Optimize the multiplier by one step

Parameters:

value (float) – the current value estimation
threshold (float) – the threshold of the value

get_lag() → float[source]¶: Get the lagrangian multiplier.

state_dict() → dict[source]¶: Get the parameters of this lagrangian optimizer

load_state_dict(params: dict) → None[source]¶: Load the parameters to continue training

ExperimentUtils¶

fsrl.utils.exp_util.seed_all(seed=1029, others: list | None = None) → None[source]¶

Fix the seeds of random, numpy, torch and the input others object.

Parameters:

seed (int) – defaults to 1029
others (Optional[list]) – other objects that want to be seeded, defaults to None

fsrl.utils.exp_util.load_config_and_model(path: str, best: bool = False)[source]¶

Load the configuration and trained model from a specified directory.

Parameters:

path – the directory path where the configuration and trained model are stored.
best – whether to load the best-performing model or the most recent one. Defaults to False.

Returns:

a tuple containing the configuration dictionary and the trained model.

Raises:

ValueError – if the specified directory does not exist.

fsrl.utils.exp_util.to_string(values)[source]¶

Recursively convert a sequence or dictionary of values to a string representation.

Parameters:: values – the sequence or dictionary of values to be converted to a string.
Returns:: a string representation of the input values.

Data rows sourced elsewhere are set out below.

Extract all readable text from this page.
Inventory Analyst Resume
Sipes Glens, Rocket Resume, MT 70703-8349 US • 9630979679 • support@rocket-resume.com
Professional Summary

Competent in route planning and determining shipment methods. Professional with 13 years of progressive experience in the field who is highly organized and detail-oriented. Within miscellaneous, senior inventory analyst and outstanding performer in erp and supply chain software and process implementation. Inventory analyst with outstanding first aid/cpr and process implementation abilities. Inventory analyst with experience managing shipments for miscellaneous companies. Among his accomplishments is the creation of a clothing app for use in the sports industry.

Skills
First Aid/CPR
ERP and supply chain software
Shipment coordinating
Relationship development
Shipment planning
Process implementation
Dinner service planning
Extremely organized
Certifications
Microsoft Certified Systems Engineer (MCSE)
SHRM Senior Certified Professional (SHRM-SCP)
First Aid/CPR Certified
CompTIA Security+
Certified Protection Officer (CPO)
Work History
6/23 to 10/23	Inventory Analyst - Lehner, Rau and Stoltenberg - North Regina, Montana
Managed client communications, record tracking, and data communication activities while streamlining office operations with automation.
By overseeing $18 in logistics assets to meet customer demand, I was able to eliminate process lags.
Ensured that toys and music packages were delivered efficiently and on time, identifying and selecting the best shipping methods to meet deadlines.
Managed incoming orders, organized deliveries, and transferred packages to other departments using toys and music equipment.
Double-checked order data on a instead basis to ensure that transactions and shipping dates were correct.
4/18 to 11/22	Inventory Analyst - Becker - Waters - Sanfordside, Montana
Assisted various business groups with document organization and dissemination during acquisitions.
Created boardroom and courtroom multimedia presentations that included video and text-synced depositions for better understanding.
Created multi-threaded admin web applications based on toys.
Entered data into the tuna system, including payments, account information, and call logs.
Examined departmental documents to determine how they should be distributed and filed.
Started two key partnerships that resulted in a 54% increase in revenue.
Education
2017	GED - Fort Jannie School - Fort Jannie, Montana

fsrl.utils.exp_util.auto_name(default_cfg: dict, current_cfg: dict, prefix: str = '', suffix: str = '', skip_keys: list = ['task', 'reward_threshold', 'logdir', 'worker', 'project', 'group', 'name', 'prefix', 'suffix', 'save_interval', 'render', 'verbose', 'save_ckpt', 'training_num', 'testing_num', 'epoch', 'device', 'thread'], key_abbre: dict = {'cost_limit': 'cost', 'estep_dual_lr': 'elr', 'estep_iter_num': 'enum', 'estep_kl': 'ekl', 'mstep_dual_lr': 'mlr', 'mstep_iter_num': 'mnum', 'mstep_kl_mu': 'kl_mu', 'mstep_kl_std': 'kl_std', 'update_per_step': 'update'}) → str[source]¶

Automatic generate the name by comparing the current config with the default one.

Parameters:

default_cfg (dict) – a dictionary containing the default configuration values.
current_cfg (dict) – a dictionary containing the current configuration values.
prefix (str) – (optional) a string to be added at the beginning of the generated name.
suffix (str) – (optional) a string to be added at the end of the generated name.
skip_keys (list) – (optional) a list of keys to be skipped when generating the name.
key_abbre (dict) – (optional) a dictionary containing abbreviations for keys in the generated name.

Return str:

a string representing the generated experiment name.